McDonald’s Long-Time Chairman Andrew McKenna Is Stepping Down

April 6, 2016, 9:37 PM UTC
McDonalds Holds Annual Shareholders Meeting
(Photo by Scott Olson/Getty Images)
Photograph by Scott Olson — Getty Images

McDonald’s (MCD) said on Wednesday that its long-time chairman, Andrew McKenna, will step down from the hamburger chain’s board after next month’s annual shareholder meeting.

A towering figure in Chicago’s business elite, McKenna has been on McDonald’s board as a director for 25 years, and as chairman for the past twelve. He is also one of the most powerful people in Chicago: he has been called “the power behind the throne” by the hometown press. As Fortune reported in 2014, he has been on Chicago Magazine’s list of the 100 Most Powerful Chicagoans, and been described him as “a bigwig other bigwigs seek out for advice.” He has chaired Major League Baseball’s White Sox and Cubs, and is now on the board of the Chicago Bears.

McDonald’s CEO Steve Easterbrook took to Twitter to praise McKenna’s leadership:

 

Yet for all the laudatory comments, McKenna was faulted in some circles for note reacting quickly enough during a McDonald’s lengthy period of poor performance earlier this decade, a trend the restaurant chain is only now beginning to halt, thanks to moves like all-day breakfast and raises for workers.
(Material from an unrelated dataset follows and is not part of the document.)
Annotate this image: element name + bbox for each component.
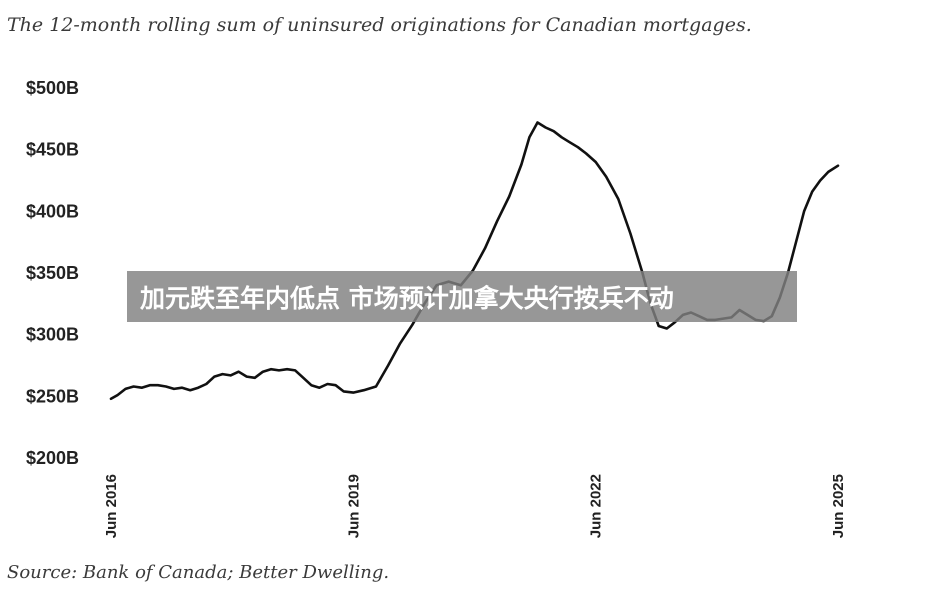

In 2014, in the midst of a two year long decline in U.S. comparable sales at McDonald’s, McKenna told Fortune’s Beth Kowitt the board was “very supportive” of then CEO Don Thompson. (Soon after, Thompson was out, replaced by Easterbrook.)
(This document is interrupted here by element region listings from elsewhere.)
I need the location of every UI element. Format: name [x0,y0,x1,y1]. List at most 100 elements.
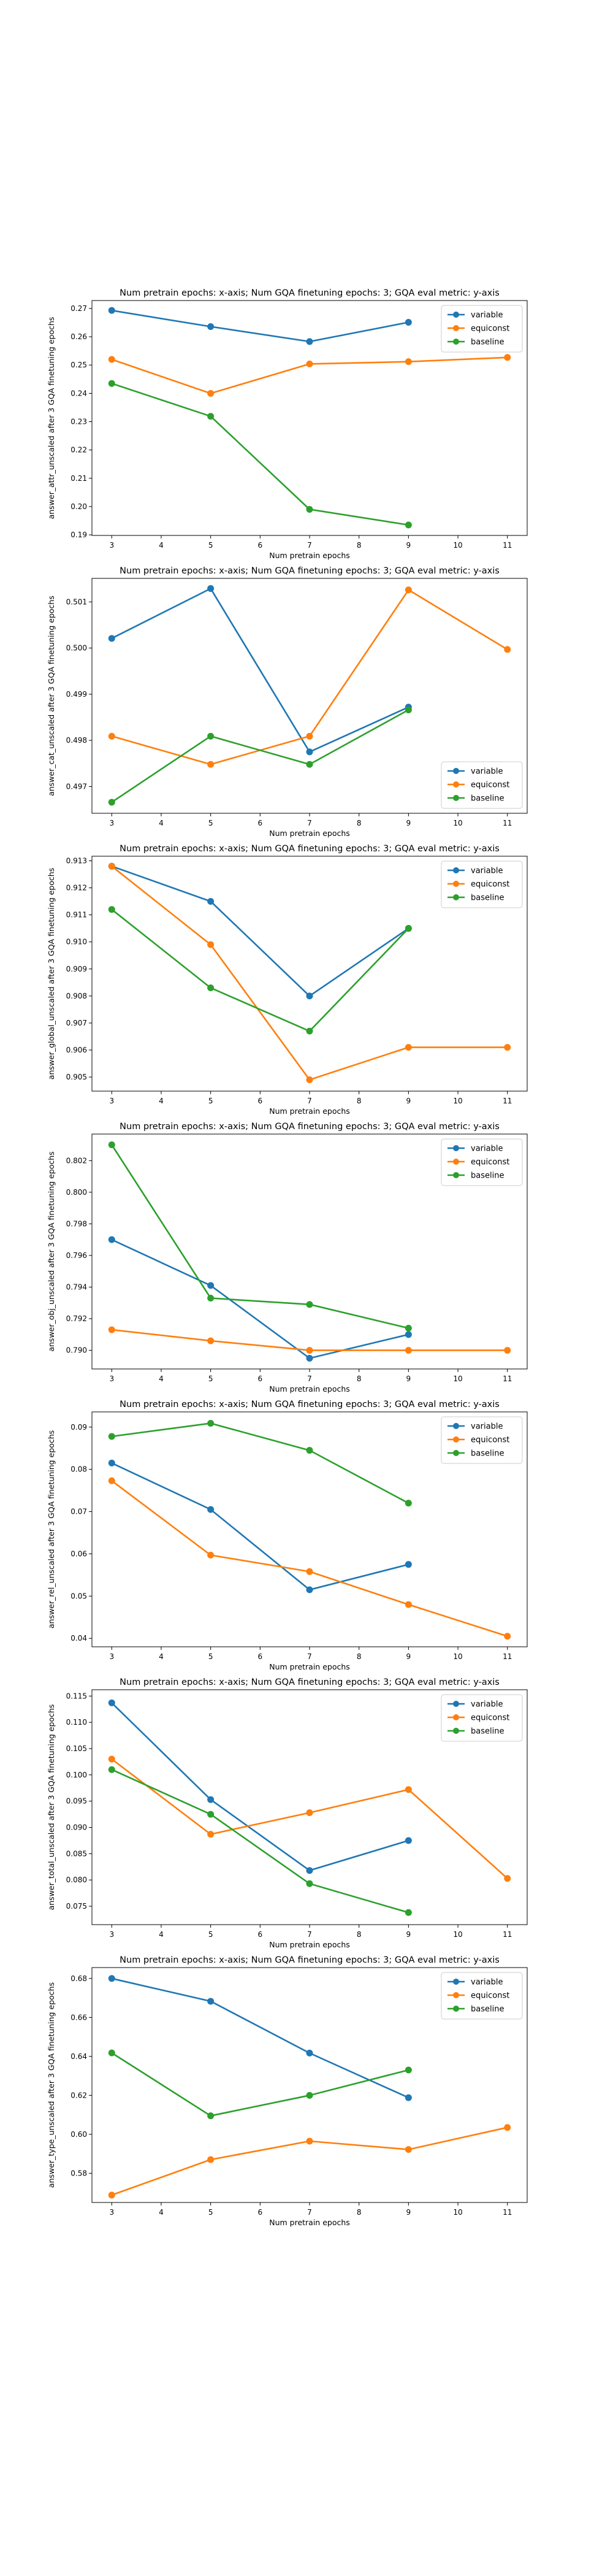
data-point-variable [306,1586,313,1593]
data-point-baseline [405,925,412,932]
x-tick-label: 5 [208,1374,213,1383]
series-line-baseline [111,382,409,526]
x-tick-label: 5 [208,819,213,827]
data-point-equiconst [504,1875,511,1882]
x-tick-label: 10 [453,2208,462,2217]
y-tick-label: 0.095 [66,1797,87,1806]
x-tick-label: 3 [109,1652,114,1661]
legend-label-equiconst: equiconst [471,781,509,790]
data-point-variable [207,898,215,905]
data-point-variable [306,748,313,756]
data-point-baseline [306,1027,313,1035]
data-point-equiconst [108,1326,115,1333]
x-tick-label: 11 [503,1097,512,1105]
data-point-equiconst [405,1786,412,1793]
y-tick-label: 0.27 [70,304,87,313]
y-tick-label: 0.499 [66,690,87,699]
x-tick-label: 9 [406,819,411,827]
y-tick-label: 0.912 [66,884,87,892]
data-point-equiconst [504,646,511,653]
y-tick-label: 0.66 [70,2013,87,2022]
x-tick-label: 7 [307,2208,312,2217]
series-line-variable [112,309,409,343]
x-tick-label: 4 [159,1652,164,1661]
y-tick-label: 0.794 [66,1282,87,1291]
legend-label-variable: variable [471,867,503,876]
x-tick-label: 8 [357,2208,362,2217]
chart-panel-2: Num pretrain epochs: x-axis; Num GQA fin… [47,566,528,838]
data-point-equiconst [306,1809,313,1816]
x-tick-label: 11 [503,1652,512,1661]
data-point-variable [207,1796,215,1803]
chart-title: Num pretrain epochs: x-axis; Num GQA fin… [120,1122,500,1132]
data-point-variable [306,1867,313,1874]
data-point-baseline [108,799,115,806]
legend-frame [441,1416,523,1464]
data-point-variable [306,1354,313,1362]
x-tick-label: 5 [208,1930,213,1939]
y-axis-label: answer_type_unscaled after 3 GQA finetun… [47,1982,56,2188]
data-point-equiconst [306,1568,313,1575]
y-tick-label: 0.905 [66,1073,87,1081]
series-line-variable [111,588,409,753]
legend: variable equiconst baseline [441,305,523,353]
x-tick-label: 3 [109,819,114,827]
y-axis-label: answer_total_unscaled after 3 GQA finetu… [47,1704,56,1911]
y-tick-label: 0.64 [70,2052,87,2061]
legend: variable equiconst baseline [441,1416,523,1464]
data-point-variable [405,1837,412,1844]
y-tick-label: 0.19 [70,531,87,539]
legend-label-equiconst: equiconst [471,880,509,889]
data-point-equiconst [405,2146,412,2153]
data-point-baseline [306,761,313,768]
data-point-equiconst [306,732,313,740]
data-point-equiconst [306,360,313,367]
data-point-variable [405,1331,412,1338]
x-tick-label: 7 [307,1652,312,1661]
data-point-variable [207,1506,215,1513]
y-tick-label: 0.100 [66,1771,87,1779]
x-tick-label: 9 [406,2208,411,2217]
legend: variable equiconst baseline [441,1138,523,1186]
series-line-variable [111,1462,409,1591]
x-axis-label: Num pretrain epochs [269,829,350,838]
y-tick-label: 0.800 [66,1188,87,1197]
legend-label-baseline: baseline [471,1171,504,1181]
data-point-equiconst [108,356,115,363]
y-tick-label: 0.498 [66,736,87,745]
chart-title: Num pretrain epochs: x-axis; Num GQA fin… [120,566,500,576]
legend-label-baseline: baseline [471,2005,504,2014]
x-axis-label: Num pretrain epochs [269,1940,350,1949]
x-tick-label: 4 [159,819,164,827]
data-point-baseline [306,2091,313,2099]
x-tick-label: 6 [257,1652,262,1661]
data-point-variable [207,1998,215,2005]
data-point-equiconst [405,1044,412,1051]
y-axis-label: answer_global_unscaled after 3 GQA finet… [47,868,56,1079]
data-point-variable [306,338,313,345]
legend-marker-baseline [453,2006,459,2012]
x-axis-label: Num pretrain epochs [269,1384,350,1393]
x-tick-label: 10 [453,819,462,827]
data-point-variable [108,635,115,642]
data-point-baseline [306,1301,313,1308]
data-point-equiconst [504,2124,511,2131]
y-tick-label: 0.910 [66,938,87,946]
data-point-baseline [207,984,215,992]
x-tick-label: 3 [109,1930,114,1939]
legend-label-variable: variable [471,1144,503,1154]
legend-marker-variable [453,867,459,873]
data-point-baseline [306,1880,313,1887]
x-tick-label: 10 [453,1097,462,1105]
x-tick-label: 9 [406,1097,411,1105]
x-tick-label: 6 [257,1374,262,1383]
x-tick-label: 7 [307,1930,312,1939]
y-tick-label: 0.04 [70,1634,87,1643]
x-tick-label: 9 [406,1374,411,1383]
legend-label-baseline: baseline [471,338,504,347]
legend-frame [441,1694,523,1742]
legend-marker-equiconst [453,1436,459,1443]
legend-frame [441,305,523,353]
data-point-baseline [108,1433,115,1440]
McKenna had first planned to leave McDonald’s board in 2003 when he reached McDonald’s mandatory retirement age for directors of 73, but he stayed on as McDonald’s went through a CEO transition. The age limit was removed later. McKenna has overlapped with the tenures of seven different McDonald’s CEOs.

McKenna will have the title of Chairman Emeritus after his retirement, and the board will elect a new independent chairman following the election of directors by shareholders at the annual meeting on May 26.